If there are three updates in the manifest, and the failure occurs during the third, there may need to be a removal function, so the system reflashes back to the original state.

"None of this is hard," Christensen noted. "We just need the vehicle design to be able to do it." He cited the example of an  "atomic update," where all updates must be installed at once or none should be.

Bypassing owner OK 

Christenson cited banking industry money transfers as an example of the way installations must be executed with secure protocols, where a scheduled data transfer must be completed instantaneously, or the entire transaction goes back to its previous state.

When there is an urgent safety update, the comparatively slow pace that includes owner evaluation and approval may need a work-around. There might be have to be a provision for abrogating authorization, although that would be a last resort for an OEM.

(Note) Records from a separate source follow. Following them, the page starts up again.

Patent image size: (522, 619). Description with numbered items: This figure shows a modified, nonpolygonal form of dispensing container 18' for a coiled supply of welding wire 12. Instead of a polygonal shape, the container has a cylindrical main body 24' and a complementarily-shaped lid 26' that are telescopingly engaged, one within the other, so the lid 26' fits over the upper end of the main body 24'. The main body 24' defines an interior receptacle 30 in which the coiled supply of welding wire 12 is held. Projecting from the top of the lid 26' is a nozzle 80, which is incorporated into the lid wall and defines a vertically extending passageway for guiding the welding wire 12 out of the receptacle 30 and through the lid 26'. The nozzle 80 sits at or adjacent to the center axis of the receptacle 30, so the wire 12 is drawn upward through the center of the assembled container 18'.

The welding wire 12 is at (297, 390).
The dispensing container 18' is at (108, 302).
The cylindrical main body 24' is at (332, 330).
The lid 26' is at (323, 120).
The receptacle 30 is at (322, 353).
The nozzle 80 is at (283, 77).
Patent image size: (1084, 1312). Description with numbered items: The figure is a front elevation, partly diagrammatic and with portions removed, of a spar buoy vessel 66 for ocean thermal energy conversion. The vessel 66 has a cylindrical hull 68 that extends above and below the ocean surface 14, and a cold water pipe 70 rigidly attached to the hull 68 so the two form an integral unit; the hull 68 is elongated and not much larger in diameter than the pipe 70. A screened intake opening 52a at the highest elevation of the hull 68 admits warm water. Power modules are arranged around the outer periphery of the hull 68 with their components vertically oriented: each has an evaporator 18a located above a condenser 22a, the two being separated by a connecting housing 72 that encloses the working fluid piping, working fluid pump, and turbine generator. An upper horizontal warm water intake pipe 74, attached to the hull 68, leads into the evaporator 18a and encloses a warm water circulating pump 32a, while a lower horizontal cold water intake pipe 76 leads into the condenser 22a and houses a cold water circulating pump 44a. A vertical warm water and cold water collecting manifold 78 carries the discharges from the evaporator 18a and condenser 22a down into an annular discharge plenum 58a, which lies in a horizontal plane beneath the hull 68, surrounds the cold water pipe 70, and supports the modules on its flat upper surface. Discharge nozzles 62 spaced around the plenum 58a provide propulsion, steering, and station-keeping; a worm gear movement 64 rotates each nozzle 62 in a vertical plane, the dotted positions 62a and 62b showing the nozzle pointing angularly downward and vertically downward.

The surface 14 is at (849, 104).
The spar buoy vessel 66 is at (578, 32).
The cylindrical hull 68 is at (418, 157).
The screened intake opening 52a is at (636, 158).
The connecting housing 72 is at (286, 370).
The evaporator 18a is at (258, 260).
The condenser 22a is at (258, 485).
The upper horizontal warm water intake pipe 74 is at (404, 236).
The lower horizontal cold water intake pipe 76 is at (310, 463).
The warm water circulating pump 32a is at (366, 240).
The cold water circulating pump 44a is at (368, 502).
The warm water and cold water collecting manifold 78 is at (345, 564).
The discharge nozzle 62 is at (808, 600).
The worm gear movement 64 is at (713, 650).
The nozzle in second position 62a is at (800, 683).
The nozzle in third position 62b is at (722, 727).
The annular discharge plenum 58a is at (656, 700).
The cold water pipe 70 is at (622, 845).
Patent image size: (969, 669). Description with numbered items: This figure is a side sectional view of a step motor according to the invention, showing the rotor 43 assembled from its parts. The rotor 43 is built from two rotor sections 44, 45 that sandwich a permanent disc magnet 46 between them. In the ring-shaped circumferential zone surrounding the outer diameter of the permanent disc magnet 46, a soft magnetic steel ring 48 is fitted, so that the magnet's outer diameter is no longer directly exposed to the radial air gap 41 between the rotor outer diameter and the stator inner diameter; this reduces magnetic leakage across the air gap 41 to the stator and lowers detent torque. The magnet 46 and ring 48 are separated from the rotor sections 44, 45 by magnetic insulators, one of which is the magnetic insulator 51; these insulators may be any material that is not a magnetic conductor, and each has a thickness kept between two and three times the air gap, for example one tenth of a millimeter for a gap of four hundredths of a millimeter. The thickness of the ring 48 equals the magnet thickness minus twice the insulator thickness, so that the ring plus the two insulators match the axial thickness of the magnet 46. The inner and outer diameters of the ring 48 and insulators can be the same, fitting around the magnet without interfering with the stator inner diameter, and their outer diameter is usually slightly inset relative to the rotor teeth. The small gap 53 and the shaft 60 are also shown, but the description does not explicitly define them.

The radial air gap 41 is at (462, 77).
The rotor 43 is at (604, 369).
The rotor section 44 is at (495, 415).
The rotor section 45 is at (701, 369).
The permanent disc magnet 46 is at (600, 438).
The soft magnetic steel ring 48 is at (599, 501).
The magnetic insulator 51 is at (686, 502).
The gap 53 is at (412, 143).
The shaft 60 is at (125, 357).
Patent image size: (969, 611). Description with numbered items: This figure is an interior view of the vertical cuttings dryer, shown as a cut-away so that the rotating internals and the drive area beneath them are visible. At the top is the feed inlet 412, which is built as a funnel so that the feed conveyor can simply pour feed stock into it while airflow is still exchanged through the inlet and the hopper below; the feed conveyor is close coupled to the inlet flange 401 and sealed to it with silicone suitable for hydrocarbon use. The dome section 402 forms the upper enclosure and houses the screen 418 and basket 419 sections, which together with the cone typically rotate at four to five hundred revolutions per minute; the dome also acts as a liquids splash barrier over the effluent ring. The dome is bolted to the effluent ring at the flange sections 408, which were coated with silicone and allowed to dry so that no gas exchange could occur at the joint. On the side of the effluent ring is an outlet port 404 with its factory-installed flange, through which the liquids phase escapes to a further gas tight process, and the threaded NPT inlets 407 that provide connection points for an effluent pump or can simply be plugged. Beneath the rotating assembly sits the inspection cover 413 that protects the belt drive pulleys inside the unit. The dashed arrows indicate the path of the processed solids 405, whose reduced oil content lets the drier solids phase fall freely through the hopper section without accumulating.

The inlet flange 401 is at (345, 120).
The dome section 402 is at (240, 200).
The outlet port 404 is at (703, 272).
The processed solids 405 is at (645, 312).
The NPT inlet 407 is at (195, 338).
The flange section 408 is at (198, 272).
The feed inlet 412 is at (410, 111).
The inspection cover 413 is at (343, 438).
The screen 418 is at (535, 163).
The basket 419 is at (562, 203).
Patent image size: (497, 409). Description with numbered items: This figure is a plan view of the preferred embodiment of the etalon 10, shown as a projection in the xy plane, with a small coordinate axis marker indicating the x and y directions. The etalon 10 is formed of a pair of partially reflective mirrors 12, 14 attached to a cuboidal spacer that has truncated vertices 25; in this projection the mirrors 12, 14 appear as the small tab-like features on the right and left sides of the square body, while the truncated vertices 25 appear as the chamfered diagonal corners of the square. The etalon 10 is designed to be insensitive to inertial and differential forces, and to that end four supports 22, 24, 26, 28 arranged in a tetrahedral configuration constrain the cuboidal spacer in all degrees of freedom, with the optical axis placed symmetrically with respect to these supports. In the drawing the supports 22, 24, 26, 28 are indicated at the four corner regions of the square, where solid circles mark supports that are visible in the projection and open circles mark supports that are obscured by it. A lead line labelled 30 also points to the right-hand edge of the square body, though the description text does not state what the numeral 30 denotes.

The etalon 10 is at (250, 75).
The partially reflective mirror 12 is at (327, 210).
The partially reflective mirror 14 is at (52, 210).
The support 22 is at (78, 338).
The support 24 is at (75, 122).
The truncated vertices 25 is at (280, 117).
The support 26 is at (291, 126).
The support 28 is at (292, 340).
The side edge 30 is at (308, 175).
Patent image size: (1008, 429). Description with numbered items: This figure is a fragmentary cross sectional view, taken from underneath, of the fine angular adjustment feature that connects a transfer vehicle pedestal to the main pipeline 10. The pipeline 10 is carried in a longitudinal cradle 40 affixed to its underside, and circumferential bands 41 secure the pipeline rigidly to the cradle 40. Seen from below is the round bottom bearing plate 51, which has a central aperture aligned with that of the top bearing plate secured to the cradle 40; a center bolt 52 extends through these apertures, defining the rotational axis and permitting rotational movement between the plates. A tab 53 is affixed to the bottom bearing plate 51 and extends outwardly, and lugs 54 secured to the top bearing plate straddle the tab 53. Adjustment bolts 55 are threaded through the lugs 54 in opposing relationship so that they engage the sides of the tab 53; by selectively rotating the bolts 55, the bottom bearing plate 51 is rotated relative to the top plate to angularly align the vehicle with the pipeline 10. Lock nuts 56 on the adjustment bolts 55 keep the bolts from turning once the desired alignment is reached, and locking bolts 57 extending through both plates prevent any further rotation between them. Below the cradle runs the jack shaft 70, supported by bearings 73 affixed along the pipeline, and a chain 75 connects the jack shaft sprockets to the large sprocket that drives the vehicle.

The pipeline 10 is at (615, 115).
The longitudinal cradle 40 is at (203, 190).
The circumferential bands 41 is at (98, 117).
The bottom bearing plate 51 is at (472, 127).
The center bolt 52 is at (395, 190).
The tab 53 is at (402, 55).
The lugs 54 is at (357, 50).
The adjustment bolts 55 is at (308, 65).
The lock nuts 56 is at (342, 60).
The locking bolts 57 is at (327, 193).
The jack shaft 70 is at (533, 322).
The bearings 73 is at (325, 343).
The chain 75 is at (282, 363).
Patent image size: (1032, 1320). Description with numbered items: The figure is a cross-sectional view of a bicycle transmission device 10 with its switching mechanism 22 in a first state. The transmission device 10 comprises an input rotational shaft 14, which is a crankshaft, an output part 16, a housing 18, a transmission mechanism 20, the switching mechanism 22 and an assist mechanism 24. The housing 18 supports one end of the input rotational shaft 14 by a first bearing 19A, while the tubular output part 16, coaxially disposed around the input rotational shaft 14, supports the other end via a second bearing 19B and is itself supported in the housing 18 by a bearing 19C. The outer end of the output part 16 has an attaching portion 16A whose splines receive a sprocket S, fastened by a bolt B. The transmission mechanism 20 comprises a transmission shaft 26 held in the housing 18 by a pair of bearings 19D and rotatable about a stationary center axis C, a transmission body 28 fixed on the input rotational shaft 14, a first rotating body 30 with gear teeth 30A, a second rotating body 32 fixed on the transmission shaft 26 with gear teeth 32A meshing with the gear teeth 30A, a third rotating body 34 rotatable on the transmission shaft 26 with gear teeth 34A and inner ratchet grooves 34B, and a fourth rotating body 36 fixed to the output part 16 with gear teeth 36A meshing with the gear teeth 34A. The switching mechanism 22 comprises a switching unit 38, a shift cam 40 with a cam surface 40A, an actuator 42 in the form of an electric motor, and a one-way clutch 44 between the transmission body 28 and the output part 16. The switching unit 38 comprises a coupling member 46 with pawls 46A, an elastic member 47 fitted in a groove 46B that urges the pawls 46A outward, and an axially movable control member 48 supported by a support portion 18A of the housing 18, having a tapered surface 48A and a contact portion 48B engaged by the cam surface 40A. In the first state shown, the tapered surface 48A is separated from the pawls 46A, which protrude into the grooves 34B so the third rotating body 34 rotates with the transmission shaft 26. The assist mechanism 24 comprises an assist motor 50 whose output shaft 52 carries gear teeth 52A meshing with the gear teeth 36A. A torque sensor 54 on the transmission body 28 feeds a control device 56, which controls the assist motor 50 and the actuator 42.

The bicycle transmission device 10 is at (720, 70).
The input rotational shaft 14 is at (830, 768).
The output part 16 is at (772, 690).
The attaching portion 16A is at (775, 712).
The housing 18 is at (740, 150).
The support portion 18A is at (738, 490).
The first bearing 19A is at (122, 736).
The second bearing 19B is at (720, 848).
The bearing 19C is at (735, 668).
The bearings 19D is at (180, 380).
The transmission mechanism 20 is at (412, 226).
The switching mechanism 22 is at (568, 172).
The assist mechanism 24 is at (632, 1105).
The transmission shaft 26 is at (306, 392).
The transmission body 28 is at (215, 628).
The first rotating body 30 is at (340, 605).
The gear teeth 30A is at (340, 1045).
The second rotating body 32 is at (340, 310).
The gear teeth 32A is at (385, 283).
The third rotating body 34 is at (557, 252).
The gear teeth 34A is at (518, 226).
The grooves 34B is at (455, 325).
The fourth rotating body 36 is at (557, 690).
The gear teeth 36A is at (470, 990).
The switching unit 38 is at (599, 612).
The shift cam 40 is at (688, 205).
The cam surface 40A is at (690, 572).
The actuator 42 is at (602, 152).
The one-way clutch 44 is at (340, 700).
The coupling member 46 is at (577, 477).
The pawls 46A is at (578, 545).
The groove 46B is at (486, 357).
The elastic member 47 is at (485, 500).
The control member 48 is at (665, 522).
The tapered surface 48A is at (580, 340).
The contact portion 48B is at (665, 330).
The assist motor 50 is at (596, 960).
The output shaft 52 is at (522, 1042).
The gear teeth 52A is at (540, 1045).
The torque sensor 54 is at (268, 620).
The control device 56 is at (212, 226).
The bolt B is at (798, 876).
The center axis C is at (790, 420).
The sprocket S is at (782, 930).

A critical aspect of the entire challenge of OTA updating is identifying the vehicle configuration.  Many OEMs right now do not have software configuration matrixes at a sufficient level of confidence to always be certain of the right software for all vehicles.

"The manufacturer can't even rely on the VIN once the car has left the assembly line," Christensen said, and certainly not if a module has been replaced.